The first time you run the function after making this change, you’ll notice that the output first shows the progress of building the custom image you specified, after which your function runs like before. This image is then cached so that on subsequent runs of the function it will not be rebuilt as long as the image definition is the same.
Scaling out
So far, our script only fetches the links for a single page. What if we want to scrape a large list of links in parallel?
We can do this easily with Modal, because of some magic: the function we wrapped
with the @app.function()
decorator is no longer an ordinary function, but a
Modal Function object. This
means it comes with a map
property built in, that lets us run this function
for all inputs in parallel, scaling up to as many workers as needed.
Let’s change our code to scrape all urls we feed to it in parallel:
@app.local_entrypoint()
def main():
urls = ["http://modal.com", "http://github.com"]
for links in get_links.map(urls):
for link in links:
print(link)
Schedules and deployments
Let’s say we want to log the scraped links daily. We move the print loop into
its own Modal function and annotate it with a modal.Period(days=1)
schedule -
indicating we want to run it once per day. Since the scheduled function will not
run from our command line, we also add a hard-coded list of links to crawl for
now. In a more realistic setting we could read this from a database or other
accessible data source.
@app.function(schedule=modal.Period(days=1))
def daily_scrape():
urls = ["http://modal.com", "http://github.com"]
for links in get_links.map(urls):
for link in links:
print(link)
To deploy this as a permanent app, run the command
modal deploy scrape.py
Running this command deploys this function and then closes immediately. We can see the deployment and all of its runs, including the printed links, on the Modal Apps page. Rerunning the script will redeploy the code with any changes you have made - overwriting an existing deploy with the same name (“link-scraper” in this case).
Integrations and Secrets
Instead of looking at the links in the run logs of our deployments, let’s say we
wanted to post them to our #scraped-links
Slack channel. To do this, we can
make use of the Slack API and the slack-sdk
PyPI package.
The Slack SDK WebClient requires an API token to get access to our Slack Workspace, and since it’s bad practice to hardcode credentials into application code we make use of Modal’s Secrets. Secrets are snippets of data that will be injected as environment variables in the containers running your functions.
The easiest way to create Secrets is to go to the Secrets section of modal.com. You can both create a free-form secret with any environment variables, or make use of presets for common services. We’ll use the Slack preset and after filling in the necessary information we are presented with a snippet of code that can be used to post to Slack using our credentials:
import os
slack_sdk_image = modal.Image.debian_slim().pip_install("slack-sdk")
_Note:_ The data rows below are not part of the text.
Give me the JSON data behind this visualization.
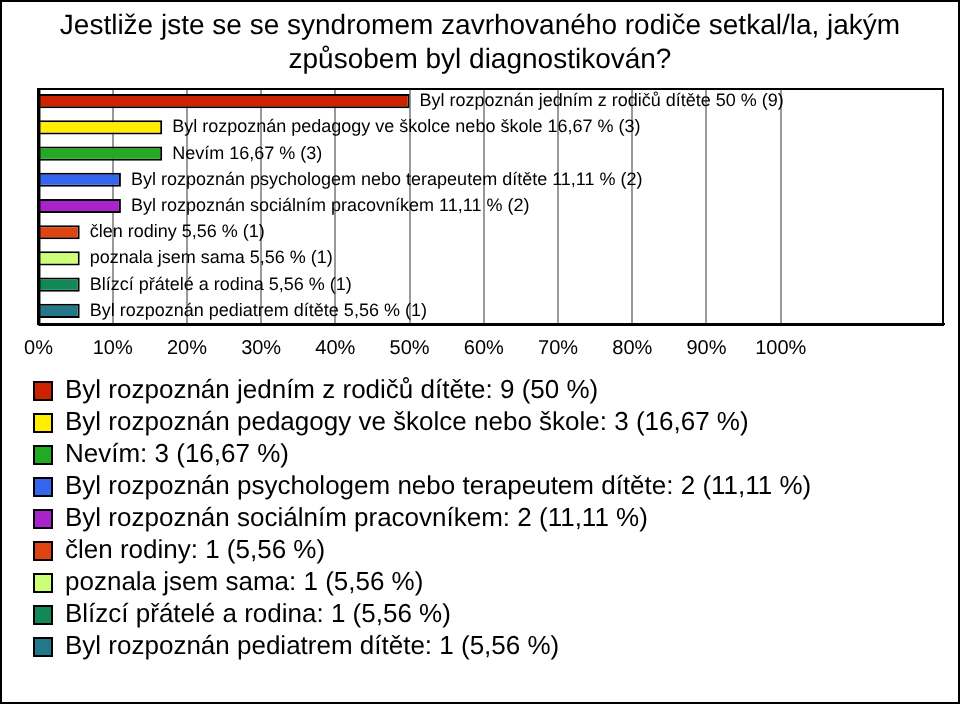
{
  "chart_data": {
    "type": "bar",
    "orientation": "horizontal",
    "title": "Jestliže jste se se syndromem zavrhovaného rodiče setkal/la, jakým způsobem byl diagnostikován?",
    "categories": [
      null,
      null,
      null,
      null,
      null,
      null,
      null,
      null,
      null
    ],
    "series": [
      {
        "name": "Byl rozpoznán jedním z rodičů dítěte: 9 (50 %)",
        "color": "#cc2200",
        "values": [
          50,
          null,
          null,
          null,
          null,
          null,
          null,
          null,
          null
        ],
        "value_labels": [
          "Byl rozpoznán jedním z rodičů dítěte 50 % (9)",
          null,
          null,
          null,
          null,
          null,
          null,
          null,
          null
        ]
      },
      {
        "name": "Byl rozpoznán pedagogy ve školce nebo škole: 3 (16,67 %)",
        "color": "#ffee00",
        "values": [
          null,
          16.67,
          null,
          null,
          null,
          null,
          null,
          null,
          null
        ],
        "value_labels": [
          null,
          "Byl rozpoznán pedagogy ve školce nebo škole 16,67 % (3)",
          null,
          null,
          null,
          null,
          null,
          null,
          null
        ]
      },
      {
        "name": "Nevím: 3 (16,67 %)",
        "color": "#22aa22",
        "values": [
          null,
          null,
          16.67,
          null,
          null,
          null,
          null,
          null,
          null
        ],
        "value_labels": [
          null,
          null,
          "Nevím 16,67 % (3)",
          null,
          null,
          null,
          null,
          null,
          null
        ]
      },
      {
        "name": "Byl rozpoznán psychologem nebo terapeutem dítěte: 2 (11,11 %)",
        "color": "#3366ee",
        "values": [
          null,
          null,
          null,
          11.11,
          null,
          null,
          null,
          null,
          null
        ],
        "value_labels": [
          null,
          null,
          null,
          "Byl rozpoznán psychologem nebo terapeutem dítěte 11,11 % (2)",
          null,
          null,
          null,
          null,
          null
        ]
      },
      {
        "name": "Byl rozpoznán sociálním pracovníkem: 2 (11,11 %)",
        "color": "#aa22cc",
        "values": [
          null,
          null,
          null,
          null,
          11.11,
          null,
          null,
          null,
          null
        ],
        "value_labels": [
          null,
          null,
          null,
          null,
          "Byl rozpoznán sociálním pracovníkem 11,11 % (2)",
          null,
          null,
          null,
          null
        ]
      },
      {
        "name": "člen rodiny: 1 (5,56 %)",
        "color": "#dd4411",
        "values": [
          null,
          null,
          null,
          null,
          null,
          5.56,
          null,
          null,
          null
        ],
        "value_labels": [
          null,
          null,
          null,
          null,
          null,
          "člen rodiny 5,56 % (1)",
          null,
          null,
          null
        ]
      },
      {
        "name": "poznala jsem sama: 1 (5,56 %)",
        "color": "#ccff77",
        "values": [
          null,
          null,
          null,
          null,
          null,
          null,
          5.56,
          null,
          null
        ],
        "value_labels": [
          null,
          null,
          null,
          null,
          null,
          null,
          "poznala jsem sama 5,56 % (1)",
          null,
          null
        ]
      },
      {
        "name": "Blízcí přátelé a rodina: 1 (5,56 %)",
        "color": "#118855",
        "values": [
          null,
          null,
          null,
          null,
          null,
          null,
          null,
          5.56,
          null
        ],
        "value_labels": [
          null,
          null,
          null,
          null,
          null,
          null,
          null,
          "Blízcí přátelé a rodina 5,56 % (1)",
          null
        ]
      },
      {
        "name": "Byl rozpoznán pediatrem dítěte: 1 (5,56 %)",
        "color": "#227788",
        "values": [
          null,
          null,
          null,
          null,
          null,
          null,
          null,
          null,
          5.56
        ],
        "value_labels": [
          null,
          null,
          null,
          null,
          null,
          null,
          null,
          null,
          "Byl rozpoznán pediatrem dítěte 5,56 % (1)"
        ]
      }
    ],
    "xlim": [
      0,
      122
    ],
    "xticks": [
      {
        "value": 0,
        "label": "0%"
      },
      {
        "value": 10,
        "label": "10%"
      },
      {
        "value": 20,
        "label": "20%"
      },
      {
        "value": 30,
        "label": "30%"
      },
      {
        "value": 40,
        "label": "40%"
      },
      {
        "value": 50,
        "label": "50%"
      },
      {
        "value": 60,
        "label": "60%"
      },
      {
        "value": 70,
        "label": "70%"
      },
      {
        "value": 80,
        "label": "80%"
      },
      {
        "value": 90,
        "label": "90%"
      },
      {
        "value": 100,
        "label": "100%"
      }
    ],
    "grid": "x",
    "legend": "bottom",
    "tick_labels": "x"
  }
}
@app.function(image=slack_sdk_image, secrets=[modal.Secret.from_name("my-slack-secret")])
def bot_token_msg(channel, message):
import slack_sdk
client = slack_sdk.WebClient(token=os.environ["SLACK_BOT_TOKEN"])
client.chat_postMessage(channel=channel, text=message)
Copy that code as-is, then amend the daily_scrape
function to call
bot_token_msg
.
@app.function(schedule=modal.Period(days=1))
def daily_scrape():
urls = ["http://modal.com", "http://github.com"]
for links in get_links.map(urls):
for link in links:
bot_token_msg.remote("scraped-links", link)
Note that we are freely making function calls across completely different container images, as if they were regular Python functions in the same program.
We rerun the script which overwrites the old deploy with our updated code, and now we get a daily feed of our scraped links in our Slack channel 🎉
Summary
We have shown how you can use Modal to develop distributed Python data applications using custom containers. Through simple constructs we were able to add parallel execution. With the change of a single line of code were were able to go from experimental development code to a deployed application. The full code of this example can be found here. We hope this overview gives you a glimpse of what you are able to build using Modal.